I have over the past few months been writing about the decline in childbirths. According to a New York Times article by David Leonhardt, “A Population Bust,” the bust was not just confined to 2020. It is a decade-long phenomenon. As he writes, “The U.S. population grew by only 7.4 percent over the past decade, the smallest increase since the 1930s, the Census Bureau reported yesterday.”
Now that the economy is well on the way back, one would think that the birthrate would be increasing. It’s not.

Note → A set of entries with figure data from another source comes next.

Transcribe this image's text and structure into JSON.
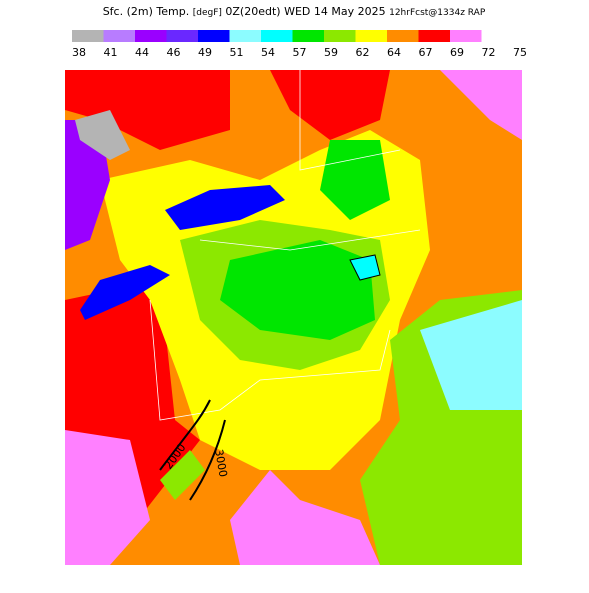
{
  "header": {
    "field": "Sfc. (2m) Temp.",
    "units": "[degF]",
    "valid": "0Z(20edt)",
    "date": "WED 14 May 2025",
    "forecast": "12hrFcst@1334z RAP"
  },
  "legend": {
    "labels": [
      38,
      41,
      44,
      46,
      49,
      51,
      54,
      57,
      59,
      62,
      64,
      67,
      69,
      72,
      75
    ],
    "colors": [
      "#b4b4b4",
      "#b87cff",
      "#9a00ff",
      "#6a28ff",
      "#0000ff",
      "#8cfcff",
      "#00ffff",
      "#00e600",
      "#8ce800",
      "#ffff00",
      "#ff8c00",
      "#ff0000",
      "#ff80ff"
    ]
  },
  "map": {
    "contour_labels": [
      "2000",
      "3000"
    ]
  }
}
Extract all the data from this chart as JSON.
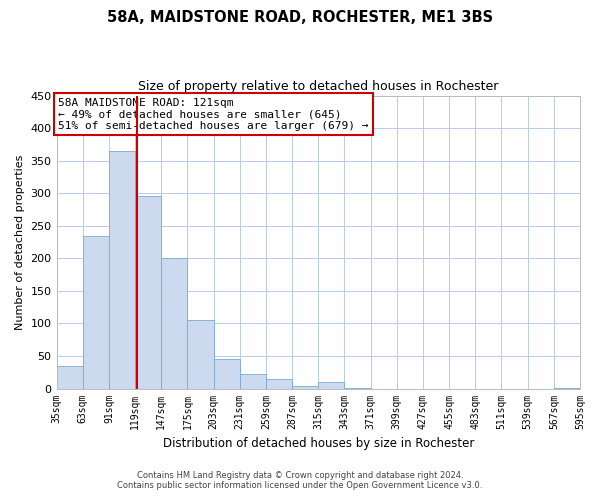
{
  "title": "58A, MAIDSTONE ROAD, ROCHESTER, ME1 3BS",
  "subtitle": "Size of property relative to detached houses in Rochester",
  "xlabel": "Distribution of detached houses by size in Rochester",
  "ylabel": "Number of detached properties",
  "bar_color": "#ccd9ee",
  "bar_edge_color": "#7aaad4",
  "background_color": "#ffffff",
  "grid_color": "#b8cce4",
  "property_line_x": 121,
  "property_line_color": "#cc0000",
  "annotation_box_edge_color": "#cc0000",
  "annotation_line1": "58A MAIDSTONE ROAD: 121sqm",
  "annotation_line2": "← 49% of detached houses are smaller (645)",
  "annotation_line3": "51% of semi-detached houses are larger (679) →",
  "bin_edges": [
    35,
    63,
    91,
    119,
    147,
    175,
    203,
    231,
    259,
    287,
    315,
    343,
    371,
    399,
    427,
    455,
    483,
    511,
    539,
    567,
    595
  ],
  "bin_labels": [
    "35sqm",
    "63sqm",
    "91sqm",
    "119sqm",
    "147sqm",
    "175sqm",
    "203sqm",
    "231sqm",
    "259sqm",
    "287sqm",
    "315sqm",
    "343sqm",
    "371sqm",
    "399sqm",
    "427sqm",
    "455sqm",
    "483sqm",
    "511sqm",
    "539sqm",
    "567sqm",
    "595sqm"
  ],
  "counts": [
    35,
    235,
    365,
    295,
    200,
    105,
    45,
    22,
    15,
    4,
    10,
    1,
    0,
    0,
    0,
    0,
    0,
    0,
    0,
    1
  ],
  "ylim": [
    0,
    450
  ],
  "yticks": [
    0,
    50,
    100,
    150,
    200,
    250,
    300,
    350,
    400,
    450
  ],
  "footnote1": "Contains HM Land Registry data © Crown copyright and database right 2024.",
  "footnote2": "Contains public sector information licensed under the Open Government Licence v3.0."
}
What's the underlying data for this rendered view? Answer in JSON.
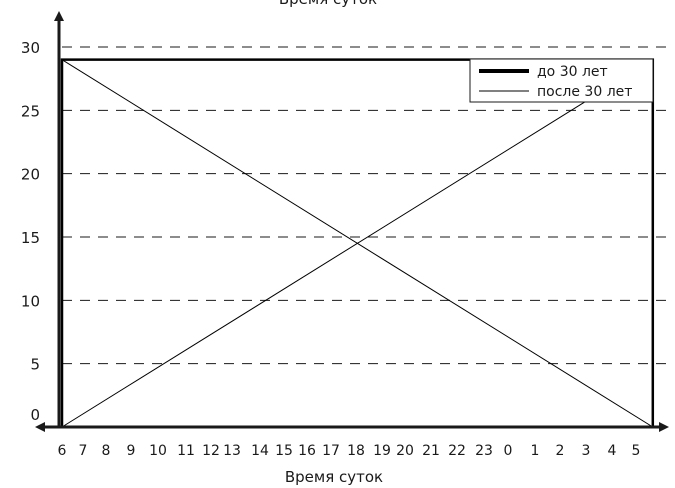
{
  "chart_data": {
    "type": "line",
    "title": "Время суток",
    "xlabel": "Время суток",
    "ylabel": "",
    "x_ticks": [
      "6",
      "7",
      "8",
      "9",
      "10",
      "11",
      "12",
      "13",
      "14",
      "15",
      "16",
      "17",
      "18",
      "19",
      "20",
      "21",
      "22",
      "23",
      "0",
      "1",
      "2",
      "3",
      "4",
      "5"
    ],
    "y_ticks": [
      "0",
      "5",
      "10",
      "15",
      "20",
      "25",
      "30"
    ],
    "ylim": [
      0,
      30
    ],
    "grid": "horizontal-dashed",
    "legend_position": "top-right",
    "series": [
      {
        "name": "до 30 лет",
        "style": "thick",
        "color": "#000000",
        "x": [
          "6",
          "6",
          "5.7",
          "5.7",
          "6"
        ],
        "values": [
          0,
          29,
          29,
          0,
          0
        ]
      },
      {
        "name": "после 30 лет",
        "style": "thin",
        "color": "#000000",
        "x": [
          "6",
          "5.7"
        ],
        "values": [
          29,
          0
        ]
      },
      {
        "name": "",
        "style": "thin",
        "color": "#000000",
        "x": [
          "6",
          "5.7"
        ],
        "values": [
          0,
          29
        ]
      }
    ]
  }
}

Journalist, Claire Cain Miller, provides some answers in her New York Times article “Americans Are Having Fewer Babies. They Told Us Why.” According to Ms. Miller, it’s no longer the economy. It’s a personal choice. She writes:
Americans are having fewer babies. At first, researchers thought the declining fertility rate was because of the recession, but it kept falling even as the economy recovered. Now it has reached a record low for the second consecutive year… There’s a lot of concern about why today’s young adults aren’t having as many children. So we asked them.
Wanting more leisure time and personal freedom; not having a partner yet; not being able to afford child-care costs — these were the top reasons young adults gave for not wanting or not being sure they wanted children, according to a new survey conducted by Morning Consult for The New York Times.

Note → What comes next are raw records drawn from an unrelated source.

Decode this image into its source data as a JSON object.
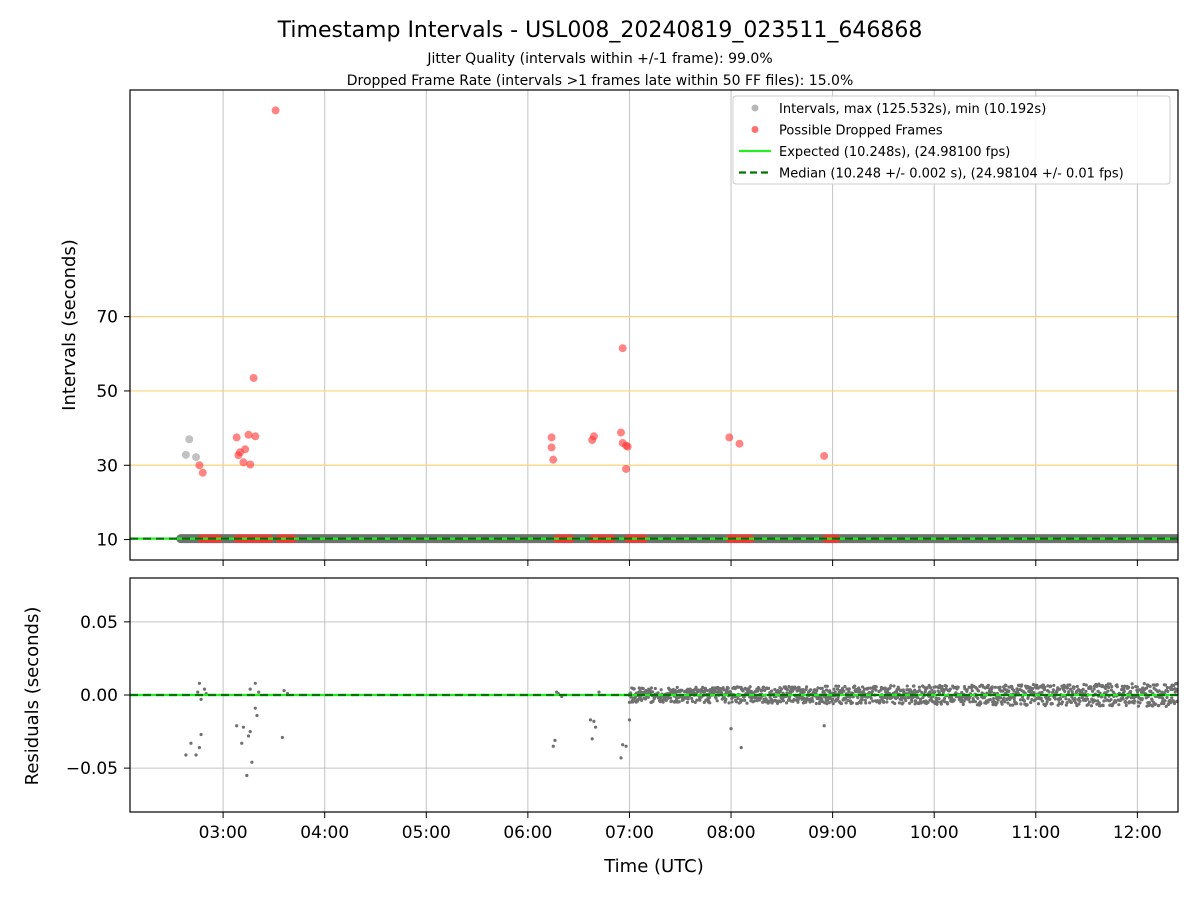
{
  "title": "Timestamp Intervals - USL008_20240819_023511_646868",
  "subtitle_line1": "Jitter Quality (intervals within +/-1 frame): 99.0%",
  "subtitle_line2": "Dropped Frame Rate (intervals >1 frames late within 50 FF files): 15.0%",
  "chart_data": [
    {
      "type": "scatter",
      "ylabel": "Intervals (seconds)",
      "xlabel": "",
      "xlim": [
        "02:05",
        "12:24"
      ],
      "ylim": [
        4.5,
        131.0
      ],
      "y_ticks": [
        10,
        30,
        50,
        70
      ],
      "y_tick_labels": [
        "10",
        "30",
        "50",
        "70"
      ],
      "x_ticks": [
        "03:00",
        "04:00",
        "05:00",
        "06:00",
        "07:00",
        "08:00",
        "09:00",
        "10:00",
        "11:00",
        "12:00"
      ],
      "reference_lines": [
        30,
        50,
        70
      ],
      "reference_line_color": "#ffd27a",
      "grid": "vertical",
      "legend_position": "top-right",
      "legend": [
        {
          "label": "Intervals, max (125.532s), min (10.192s)",
          "marker": "circle",
          "color": "#999999"
        },
        {
          "label": "Possible Dropped Frames",
          "marker": "circle",
          "color": "#ff3333"
        },
        {
          "label": "Expected (10.248s), (24.98100 fps)",
          "marker": "line",
          "color": "#22ee22"
        },
        {
          "label": "Median (10.248 +/- 0.002 s), (24.98104 +/- 0.01 fps)",
          "marker": "dashed",
          "color": "#007700"
        }
      ],
      "series": [
        {
          "name": "Intervals, max (125.532s), min (10.192s)",
          "color": "#999999",
          "points": [
            [
              "02:38",
              32.8
            ],
            [
              "02:40",
              37.0
            ],
            [
              "02:44",
              32.2
            ]
          ],
          "baseline": {
            "value": 10.248,
            "x_start": "02:35",
            "x_end": "12:24"
          }
        },
        {
          "name": "Possible Dropped Frames",
          "color": "#ff3333",
          "points": [
            [
              "03:31",
              125.5
            ],
            [
              "03:18",
              53.5
            ],
            [
              "06:56",
              61.5
            ],
            [
              "03:08",
              37.5
            ],
            [
              "03:15",
              38.2
            ],
            [
              "03:19",
              37.8
            ],
            [
              "03:13",
              34.3
            ],
            [
              "03:10",
              33.5
            ],
            [
              "03:09",
              32.7
            ],
            [
              "03:12",
              30.8
            ],
            [
              "03:16",
              30.2
            ],
            [
              "02:46",
              30.0
            ],
            [
              "02:48",
              28.0
            ],
            [
              "06:14",
              37.5
            ],
            [
              "06:14",
              34.8
            ],
            [
              "06:15",
              31.5
            ],
            [
              "06:38",
              36.8
            ],
            [
              "06:39",
              37.8
            ],
            [
              "06:55",
              38.8
            ],
            [
              "06:56",
              36.0
            ],
            [
              "06:58",
              35.3
            ],
            [
              "06:59",
              35.0
            ],
            [
              "06:58",
              29.0
            ],
            [
              "07:59",
              37.5
            ],
            [
              "08:05",
              35.8
            ],
            [
              "08:55",
              32.5
            ]
          ],
          "dropped_clusters_at_baseline": [
            [
              "02:47",
              "02:58"
            ],
            [
              "03:08",
              "03:28"
            ],
            [
              "03:33",
              "03:42"
            ],
            [
              "06:17",
              "06:26"
            ],
            [
              "06:38",
              "06:50"
            ],
            [
              "06:59",
              "07:09"
            ],
            [
              "07:59",
              "08:12"
            ],
            [
              "08:56",
              "09:03"
            ]
          ],
          "baseline_value": 10.248
        },
        {
          "name": "Expected (10.248s), (24.98100 fps)",
          "color": "#22ee22",
          "value": 10.248
        },
        {
          "name": "Median (10.248 +/- 0.002 s), (24.98104 +/- 0.01 fps)",
          "color": "#007700",
          "value": 10.248
        }
      ]
    },
    {
      "type": "scatter",
      "xlabel": "Time (UTC)",
      "ylabel": "Residuals (seconds)",
      "xlim": [
        "02:05",
        "12:24"
      ],
      "ylim": [
        -0.08,
        0.08
      ],
      "y_ticks": [
        -0.05,
        0.0,
        0.05
      ],
      "y_tick_labels": [
        "−0.05",
        "0.00",
        "0.05"
      ],
      "x_ticks": [
        "03:00",
        "04:00",
        "05:00",
        "06:00",
        "07:00",
        "08:00",
        "09:00",
        "10:00",
        "11:00",
        "12:00"
      ],
      "grid": "both",
      "series": [
        {
          "name": "",
          "color": "#707070",
          "points": [
            [
              "02:38",
              -0.041
            ],
            [
              "02:41",
              -0.033
            ],
            [
              "02:44",
              -0.041
            ],
            [
              "02:46",
              -0.036
            ],
            [
              "02:47",
              -0.027
            ],
            [
              "02:46",
              0.008
            ],
            [
              "02:49",
              0.004
            ],
            [
              "02:45",
              0.002
            ],
            [
              "02:47",
              -0.003
            ],
            [
              "02:50",
              0.001
            ],
            [
              "03:08",
              -0.021
            ],
            [
              "03:11",
              -0.033
            ],
            [
              "03:12",
              -0.022
            ],
            [
              "03:14",
              -0.055
            ],
            [
              "03:15",
              -0.028
            ],
            [
              "03:16",
              -0.025
            ],
            [
              "03:17",
              -0.046
            ],
            [
              "03:19",
              -0.009
            ],
            [
              "03:20",
              -0.014
            ],
            [
              "03:19",
              0.008
            ],
            [
              "03:16",
              0.004
            ],
            [
              "03:21",
              0.002
            ],
            [
              "03:35",
              -0.029
            ],
            [
              "03:36",
              0.003
            ],
            [
              "03:38",
              0.001
            ],
            [
              "06:15",
              -0.035
            ],
            [
              "06:16",
              -0.031
            ],
            [
              "06:17",
              0.002
            ],
            [
              "06:18",
              0.001
            ],
            [
              "06:20",
              -0.001
            ],
            [
              "06:37",
              -0.017
            ],
            [
              "06:39",
              -0.018
            ],
            [
              "06:40",
              -0.022
            ],
            [
              "06:38",
              -0.03
            ],
            [
              "06:42",
              0.002
            ],
            [
              "06:55",
              -0.043
            ],
            [
              "06:56",
              -0.034
            ],
            [
              "06:58",
              -0.035
            ],
            [
              "07:00",
              -0.017
            ],
            [
              "07:00",
              -0.005
            ],
            [
              "08:00",
              -0.023
            ],
            [
              "08:06",
              -0.036
            ],
            [
              "08:55",
              -0.021
            ]
          ],
          "dense_band": {
            "x_start": "07:00",
            "x_end": "12:24",
            "center": 0.0,
            "half_width": 0.005,
            "half_width_end": 0.008
          }
        },
        {
          "name": "",
          "color": "#22ee22",
          "value": 0.0
        },
        {
          "name": "",
          "color": "#007700",
          "value": 0.0
        }
      ]
    }
  ]
}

Yet, when I review the graph Ms. Miller provides with her article, I find that the recession and economics are very much on people’s minds. The first, third, fourth, fifth, and sixth-highest ranked reasons are all about financial concerns.
There are indeed a number of non-financial causes. Yet, economic anxiety predominates, which means that birthrates should edge up once we are further into the recovery.
Yet, I see a warning for the toy industry in the continuing, long-term decline in births. We are in the midst of a protracted era of fewer children. Countries with educated populations and a high percentage of women in careers lead to potential parents limiting the number of babies they bring into the world.
It’s not just the birthrate. The U.S. is restricting legal immigration into the United States, limiting the growth in the child population.
What is the toy industry to do?
We begin by accepting that the days of a gusher of new child consumers every year will continue to decline. Not as precipitously as the last year but still by an uncomfortably large number.
The next step is to analyze which adults are having babies. Who are these new parents? Are they older? Are they more economically advantaged? Are they less worried about the economics of just getting by, and therefore more likely to have children?
The toy industry needs to take a hard look at where we fit into people’s lives. Better toys at higher retails, toys that remain in homes rather than adding ending up in landfills, that provide emotional and educational value, and an investment rather than a purchase may be how we maintain our levels of revenue and even exceed the past.
What are your thoughts?
Alway love it when you promote legacy over landfill toys. In my mind, it’s where it’s going. It’s not surprising that climate change factored in there around the middle of the stack of reasons. My two younger siblings are both foregoing children in part because of climate change.